Akshay Ballal

Posted on May 24, 2023 • Edited on May 27, 2023 • Originally published at akshaymakes.com

Deep Neural Network from Scratch in Rust 🦀- Part 4- Loss Function and Back Propagation

#machinelearning #rust #ai #programming

After Forward Propagation we need to define a loss function to calculate how wrong our model is at this moment. For a simple binary classification problem, the loss function is given as below.

Cost:J_{(w,b)} = -\frac{1}{m}[\hat{Y}log(A^{[L]}) + (1-\hat{Y})(log(1-A^{[L]})]

where,
$m$ ⇾ number of training examples
$\hat{Y}$ ⇾ True Training Labels
$A^{[L]}$ ⇾ Predicted Labels from forward propagation

The purpose of the loss function is to measure the discrepancy between the predicted labels and the true labels. By minimizing this loss, we aim to make our model's predictions as close as possible to the ground truth.
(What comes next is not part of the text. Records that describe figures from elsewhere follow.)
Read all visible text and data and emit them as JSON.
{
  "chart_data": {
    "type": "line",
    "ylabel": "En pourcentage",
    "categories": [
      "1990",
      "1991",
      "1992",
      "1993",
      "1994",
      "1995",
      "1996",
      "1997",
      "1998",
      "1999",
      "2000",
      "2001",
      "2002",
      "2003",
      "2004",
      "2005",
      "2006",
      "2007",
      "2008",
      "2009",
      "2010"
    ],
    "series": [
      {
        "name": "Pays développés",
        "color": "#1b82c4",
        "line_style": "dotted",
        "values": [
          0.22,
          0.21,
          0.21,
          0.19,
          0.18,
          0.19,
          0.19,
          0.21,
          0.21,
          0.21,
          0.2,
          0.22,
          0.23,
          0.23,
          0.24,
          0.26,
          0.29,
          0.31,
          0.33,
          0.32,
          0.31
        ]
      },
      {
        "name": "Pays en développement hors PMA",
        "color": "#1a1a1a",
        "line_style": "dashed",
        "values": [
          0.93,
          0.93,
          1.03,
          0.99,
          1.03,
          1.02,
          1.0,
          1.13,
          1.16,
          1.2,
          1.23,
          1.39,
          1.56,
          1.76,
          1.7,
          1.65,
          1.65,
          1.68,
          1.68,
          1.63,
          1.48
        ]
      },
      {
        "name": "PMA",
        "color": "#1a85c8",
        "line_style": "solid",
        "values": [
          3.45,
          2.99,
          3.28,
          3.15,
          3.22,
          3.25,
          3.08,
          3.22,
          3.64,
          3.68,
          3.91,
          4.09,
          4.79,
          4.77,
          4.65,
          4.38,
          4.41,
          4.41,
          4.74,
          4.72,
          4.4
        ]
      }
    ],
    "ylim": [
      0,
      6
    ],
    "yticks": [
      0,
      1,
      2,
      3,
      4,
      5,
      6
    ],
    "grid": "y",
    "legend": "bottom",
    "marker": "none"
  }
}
To train the model and minimize the loss, we employ a technique called backward propagation. This technique calculates the gradients of the cost function with respect to the weights and biases, which indicates the direction and magnitude of adjustments required for each parameter. The gradient computations are performed using the following equations for each layer:

dZ^{[l]} = dA^{[l]} * g'(Z^{[l]})

dW^{[l]} = \frac{1}{m}dZ^{[l]}A^{[l-1]T}

db{[l]} = \frac{1}{m} \Sigma_{axis=1}(dZ^{[l]})
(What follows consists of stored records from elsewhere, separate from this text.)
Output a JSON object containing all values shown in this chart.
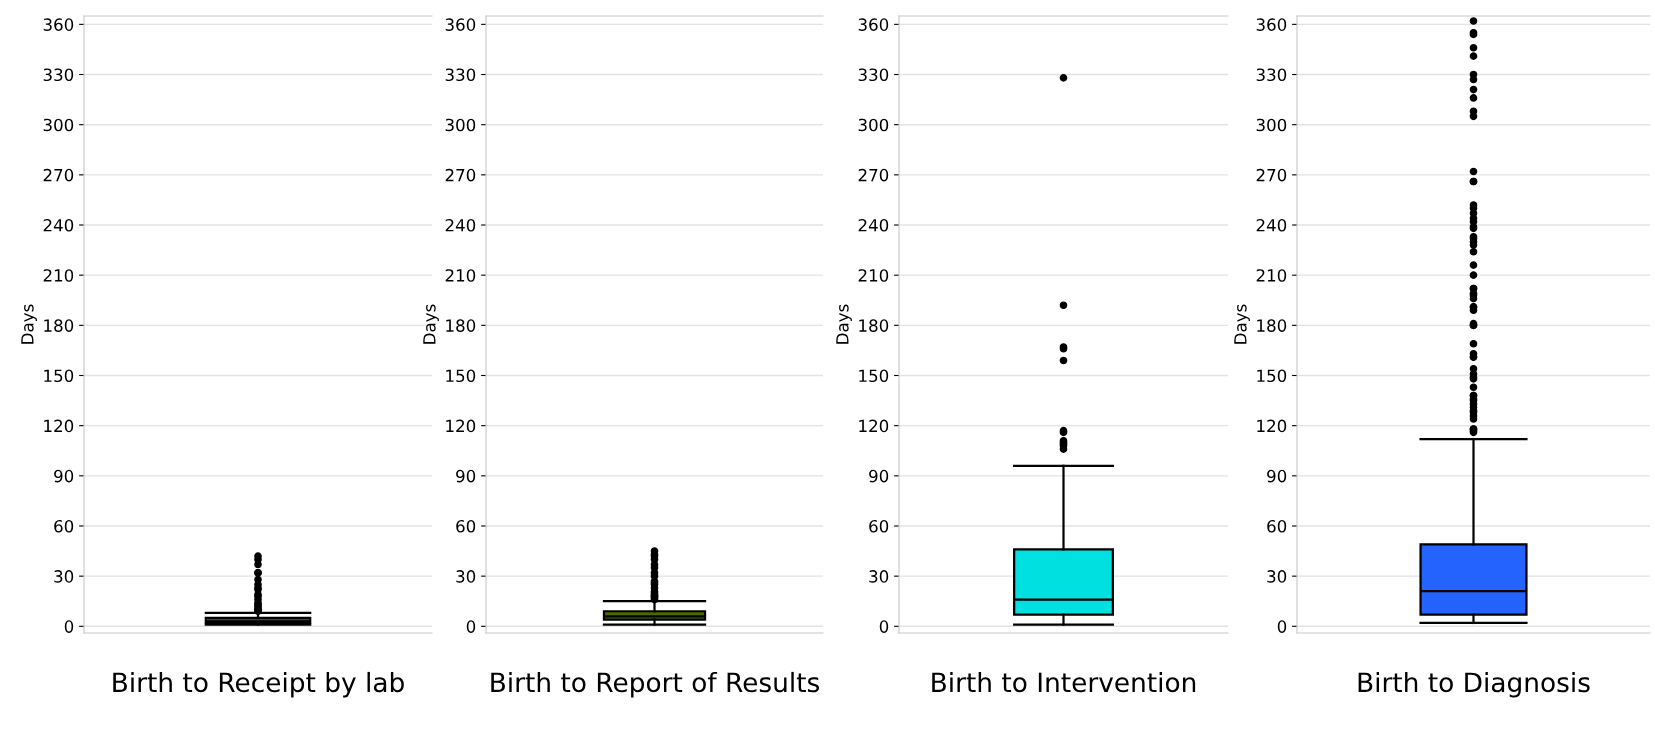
{
  "chart_data": [
    {
      "type": "box",
      "categories": [
        "Birth to Receipt by lab"
      ],
      "ylabel": "Days",
      "ylim": [
        -4,
        365
      ],
      "yticks": [
        0,
        30,
        60,
        90,
        120,
        150,
        180,
        210,
        240,
        270,
        300,
        330,
        360
      ],
      "grid": "y",
      "marker": "circle",
      "color": "#404040",
      "boxes": [
        {
          "low": 1,
          "q1": 2,
          "median": 3,
          "q3": 5,
          "high": 8,
          "outliers": [
            42,
            40,
            37,
            32,
            32,
            28,
            25,
            23,
            22,
            19,
            18,
            16,
            14,
            13,
            12,
            11,
            10,
            10,
            9
          ]
        }
      ]
    },
    {
      "type": "box",
      "categories": [
        "Birth to Report of Results"
      ],
      "ylabel": "Days",
      "ylim": [
        -4,
        365
      ],
      "yticks": [
        0,
        30,
        60,
        90,
        120,
        150,
        180,
        210,
        240,
        270,
        300,
        330,
        360
      ],
      "grid": "y",
      "marker": "circle",
      "color": "#4a6b00",
      "boxes": [
        {
          "low": 1,
          "q1": 4,
          "median": 6,
          "q3": 9,
          "high": 15,
          "outliers": [
            45,
            43,
            42,
            40,
            37,
            35,
            32,
            30,
            27,
            26,
            25,
            23,
            21,
            20,
            19,
            18,
            18,
            17,
            16
          ]
        }
      ]
    },
    {
      "type": "box",
      "categories": [
        "Birth to Intervention"
      ],
      "ylabel": "Days",
      "ylim": [
        -4,
        365
      ],
      "yticks": [
        0,
        30,
        60,
        90,
        120,
        150,
        180,
        210,
        240,
        270,
        300,
        330,
        360
      ],
      "grid": "y",
      "marker": "circle",
      "color": "#00e0e0",
      "boxes": [
        {
          "low": 1,
          "q1": 7,
          "median": 16,
          "q3": 46,
          "high": 96,
          "outliers": [
            328,
            192,
            167,
            166,
            159,
            117,
            116,
            111,
            110,
            109,
            108,
            106
          ]
        }
      ]
    },
    {
      "type": "box",
      "categories": [
        "Birth to Diagnosis"
      ],
      "ylabel": "Days",
      "ylim": [
        -4,
        365
      ],
      "yticks": [
        0,
        30,
        60,
        90,
        120,
        150,
        180,
        210,
        240,
        270,
        300,
        330,
        360
      ],
      "grid": "y",
      "marker": "circle",
      "color": "#2563ff",
      "boxes": [
        {
          "low": 2,
          "q1": 7,
          "median": 21,
          "q3": 49,
          "high": 112,
          "outliers": [
            362,
            355,
            354,
            346,
            341,
            330,
            327,
            321,
            316,
            308,
            305,
            272,
            266,
            266,
            252,
            250,
            247,
            244,
            242,
            239,
            238,
            233,
            232,
            230,
            228,
            224,
            216,
            210,
            202,
            202,
            199,
            198,
            196,
            191,
            191,
            189,
            181,
            180,
            180,
            169,
            163,
            161,
            161,
            154,
            151,
            149,
            148,
            143,
            138,
            138,
            136,
            135,
            133,
            131,
            129,
            128,
            126,
            124,
            118,
            118,
            117,
            116
          ]
        }
      ]
    }
  ]
}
dA^{[l-1]} = W^{[l]T}dZ^{[l]}

If you have some background in calculus, you can see the derivations for these equations here. We use the simple chain rule of derivatives to find each gradient.

Once we have calculated the gradients, we can adjust the weights and biases to minimize the loss. The following equations are used for updating the parameters using a learning rate $\alpha$ :

W^{[l]} = W^{[l]} - \alpha \times dW^{[l]}

b^{[l]} = b^{[l]} - \alpha \times db^{[l]}

These equations update the weights and biases of each layer based on their respective gradients. By iteratively performing the forward and backward passes, and updating the parameters using the gradients, we allow the model to learn and improve its performance over time.

This image shows how data flows between the backward and the forward pass. Here you can see why we stored the linear cache and activation cache in the previous. We reuse those values in the backward pass.

Let's get coding now!

The git repository for all the code until this part is provided in the link below. Please refer to it in case you are stuck somewhere.

Cost Function

To calculate the cost function based on the above cost equation, we need to first provide a log trait to Array2<f32> as you cannot directly take log of an array in rust. We will do this by writing the following code in the start of lib.rs

trait Log {
    fn log(&self) -> Array2<f32>;
}

impl Log for Array2<f32> {
    fn log(&self) -> Array2<f32> {
        self.mapv(|x| x.log(std::f32::consts::E))
    }
}

Next, in our impl DeepNeuralNetwork we will add a function to calculate the cost.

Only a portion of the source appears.